Depuis le 21 mars, commencement des hostilités, jusqu’au 10 avril, où les Autrichiens reprennent l’offensive.

Murat, par des efforts extraordinaires, avait porté ses forces à plus de 70,000 hommes. Il avait créé l’armée qui devait, sous ses ordres, lutter victorieusement contre les troupes aguerries de l’Autriche. Elle était bien équipée, bien exercée, et d’une excellente tenue ; mais elle n’avait point ce caractère moral, qui repose sur la confiance et sur l’amour de la patrie et qui peut soutenir l’épreuve de l’adversité. Elle comptait dans ses rangs plus de deux mille anciens militaires étran­gers, de différents grades, la plupart Français, qui par leur exemple devaient exciter le courage des nouvelles levées, et les guider par leur longue expérience.

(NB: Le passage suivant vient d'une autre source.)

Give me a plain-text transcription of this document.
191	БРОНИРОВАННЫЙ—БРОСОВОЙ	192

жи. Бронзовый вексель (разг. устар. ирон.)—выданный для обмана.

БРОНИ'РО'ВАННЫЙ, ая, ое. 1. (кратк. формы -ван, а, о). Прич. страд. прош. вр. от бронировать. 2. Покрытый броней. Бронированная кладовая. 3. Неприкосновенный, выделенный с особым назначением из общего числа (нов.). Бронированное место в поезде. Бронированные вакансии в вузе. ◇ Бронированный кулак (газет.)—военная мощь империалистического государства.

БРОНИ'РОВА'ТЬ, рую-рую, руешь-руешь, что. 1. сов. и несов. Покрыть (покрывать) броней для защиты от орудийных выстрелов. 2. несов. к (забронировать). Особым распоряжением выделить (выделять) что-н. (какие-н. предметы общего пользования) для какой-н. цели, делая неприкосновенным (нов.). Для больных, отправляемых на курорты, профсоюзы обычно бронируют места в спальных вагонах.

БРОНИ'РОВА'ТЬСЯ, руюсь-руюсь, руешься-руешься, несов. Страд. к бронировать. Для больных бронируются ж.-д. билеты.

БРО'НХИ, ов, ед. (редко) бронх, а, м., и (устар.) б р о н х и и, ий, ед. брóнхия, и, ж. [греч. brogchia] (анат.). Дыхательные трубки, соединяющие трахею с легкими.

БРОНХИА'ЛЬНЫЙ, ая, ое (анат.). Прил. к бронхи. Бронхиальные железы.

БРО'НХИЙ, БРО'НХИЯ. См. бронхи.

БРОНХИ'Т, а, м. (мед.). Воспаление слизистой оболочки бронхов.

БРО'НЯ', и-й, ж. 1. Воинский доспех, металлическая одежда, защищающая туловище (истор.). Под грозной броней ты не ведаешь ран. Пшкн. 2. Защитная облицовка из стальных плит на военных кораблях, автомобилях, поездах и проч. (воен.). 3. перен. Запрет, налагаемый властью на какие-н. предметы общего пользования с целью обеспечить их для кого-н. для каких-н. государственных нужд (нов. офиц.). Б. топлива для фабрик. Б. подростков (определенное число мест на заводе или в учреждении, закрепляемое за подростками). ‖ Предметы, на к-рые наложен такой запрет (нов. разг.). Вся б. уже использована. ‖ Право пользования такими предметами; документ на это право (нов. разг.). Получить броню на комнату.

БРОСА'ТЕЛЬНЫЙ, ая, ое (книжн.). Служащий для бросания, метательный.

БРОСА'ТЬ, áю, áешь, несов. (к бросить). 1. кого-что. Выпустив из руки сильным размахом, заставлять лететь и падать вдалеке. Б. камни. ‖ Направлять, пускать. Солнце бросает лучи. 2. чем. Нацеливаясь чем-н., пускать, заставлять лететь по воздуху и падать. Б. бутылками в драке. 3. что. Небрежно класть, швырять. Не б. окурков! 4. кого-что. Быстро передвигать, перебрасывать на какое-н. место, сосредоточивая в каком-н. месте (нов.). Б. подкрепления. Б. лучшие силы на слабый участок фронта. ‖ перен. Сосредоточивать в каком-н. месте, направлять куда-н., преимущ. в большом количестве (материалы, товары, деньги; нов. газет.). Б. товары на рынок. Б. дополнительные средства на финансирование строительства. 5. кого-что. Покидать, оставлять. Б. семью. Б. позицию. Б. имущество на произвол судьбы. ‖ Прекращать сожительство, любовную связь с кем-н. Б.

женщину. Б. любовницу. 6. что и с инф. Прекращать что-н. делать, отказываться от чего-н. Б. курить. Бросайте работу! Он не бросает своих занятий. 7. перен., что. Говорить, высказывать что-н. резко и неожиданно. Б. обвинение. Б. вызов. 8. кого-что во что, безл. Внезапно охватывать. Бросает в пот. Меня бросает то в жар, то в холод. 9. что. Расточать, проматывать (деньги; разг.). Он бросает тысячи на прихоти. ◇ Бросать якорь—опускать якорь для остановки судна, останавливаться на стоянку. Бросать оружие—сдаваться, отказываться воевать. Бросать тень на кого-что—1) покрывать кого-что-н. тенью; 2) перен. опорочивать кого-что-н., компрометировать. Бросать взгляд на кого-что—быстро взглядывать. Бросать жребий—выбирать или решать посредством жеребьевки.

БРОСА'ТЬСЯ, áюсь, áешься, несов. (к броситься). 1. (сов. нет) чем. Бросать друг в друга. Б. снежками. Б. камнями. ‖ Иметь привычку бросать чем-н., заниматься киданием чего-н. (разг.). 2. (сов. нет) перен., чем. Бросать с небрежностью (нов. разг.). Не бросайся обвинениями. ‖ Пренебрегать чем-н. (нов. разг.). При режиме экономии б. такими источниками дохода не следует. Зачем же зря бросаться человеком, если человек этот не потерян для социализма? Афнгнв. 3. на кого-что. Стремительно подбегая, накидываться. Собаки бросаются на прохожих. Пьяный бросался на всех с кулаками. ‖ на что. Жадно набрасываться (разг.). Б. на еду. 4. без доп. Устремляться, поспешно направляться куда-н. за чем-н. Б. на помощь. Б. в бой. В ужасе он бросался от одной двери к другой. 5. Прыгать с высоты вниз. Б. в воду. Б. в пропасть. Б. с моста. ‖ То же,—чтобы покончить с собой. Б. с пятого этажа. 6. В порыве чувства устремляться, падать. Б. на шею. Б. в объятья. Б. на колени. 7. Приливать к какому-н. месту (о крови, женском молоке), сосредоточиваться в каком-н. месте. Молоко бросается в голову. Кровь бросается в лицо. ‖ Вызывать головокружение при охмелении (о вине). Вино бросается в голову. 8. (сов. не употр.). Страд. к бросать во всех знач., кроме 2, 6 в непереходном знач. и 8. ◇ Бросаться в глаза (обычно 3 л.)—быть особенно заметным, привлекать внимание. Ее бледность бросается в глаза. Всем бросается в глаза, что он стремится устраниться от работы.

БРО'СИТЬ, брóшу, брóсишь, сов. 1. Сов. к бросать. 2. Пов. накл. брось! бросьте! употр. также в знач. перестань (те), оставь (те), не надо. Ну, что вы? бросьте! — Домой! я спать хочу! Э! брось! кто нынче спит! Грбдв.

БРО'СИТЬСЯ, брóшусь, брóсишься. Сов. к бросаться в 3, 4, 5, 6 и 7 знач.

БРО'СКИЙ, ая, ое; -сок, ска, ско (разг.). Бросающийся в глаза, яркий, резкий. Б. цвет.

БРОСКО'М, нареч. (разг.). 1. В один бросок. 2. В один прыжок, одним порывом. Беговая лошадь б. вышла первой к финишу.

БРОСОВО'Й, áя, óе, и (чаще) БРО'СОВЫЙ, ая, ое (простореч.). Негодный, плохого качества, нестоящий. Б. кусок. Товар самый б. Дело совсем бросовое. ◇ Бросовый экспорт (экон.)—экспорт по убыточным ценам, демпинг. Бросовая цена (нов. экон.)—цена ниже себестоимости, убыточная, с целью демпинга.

L’armée napolitaine était composée de six di­visions, dont trois étaient sous le commandement immédiat du roi, et avaient pour chefs le général Ambrosio, son plénipotentiaire, revenu depuis peu de Vienne, et les généraux Lecchi et Carascosa, faisant ensemble 33,250 hommes d’infan­terie et 2,400 chevaux. Les trois autres étaient sous les ordres des généraux Livron, Pignatelli et Pignatelli-Cerchiara, et fortes de 30,750 hom­mes d’infanterie et 1,100 chevaux, avec une réserve de .500 hommes.

Tout était prêt pour commencer la guerre ; l’armée était rassemblée dans les Marches ; aussi, après que la réussite de la téméraire entreprise de Bonaparte paraissait hors de doute, Murat ne tarda pas à commencer les hostilités. Sans aucune déclaration de guerre, il s’avança, le 28 mars, avec les trois divisions Carascosa, Ambrosio et Lecchi, sur Catholica, où se trouvaient les premiers postes autrichiens, tandis que les trois autres divisions pénétraient en Toscane.

Le général Steffanini qui commandait les for­ces autrichiennes dans les Marches, n’y avait que 3 bataillons d’infanterie, 1 de chasseurs, 4 escadrons de cavalerie et une batterie, formant un total de 4,600 hommes, et 6 bouches à feu. Déjà à cette époque on était persuadé au grand quartier-général autrichien que la guerre était inévitable, et toutes les mesures furent prises secrètement, et avec une étonnante activité, pour accueillir Murat comme il le méritait.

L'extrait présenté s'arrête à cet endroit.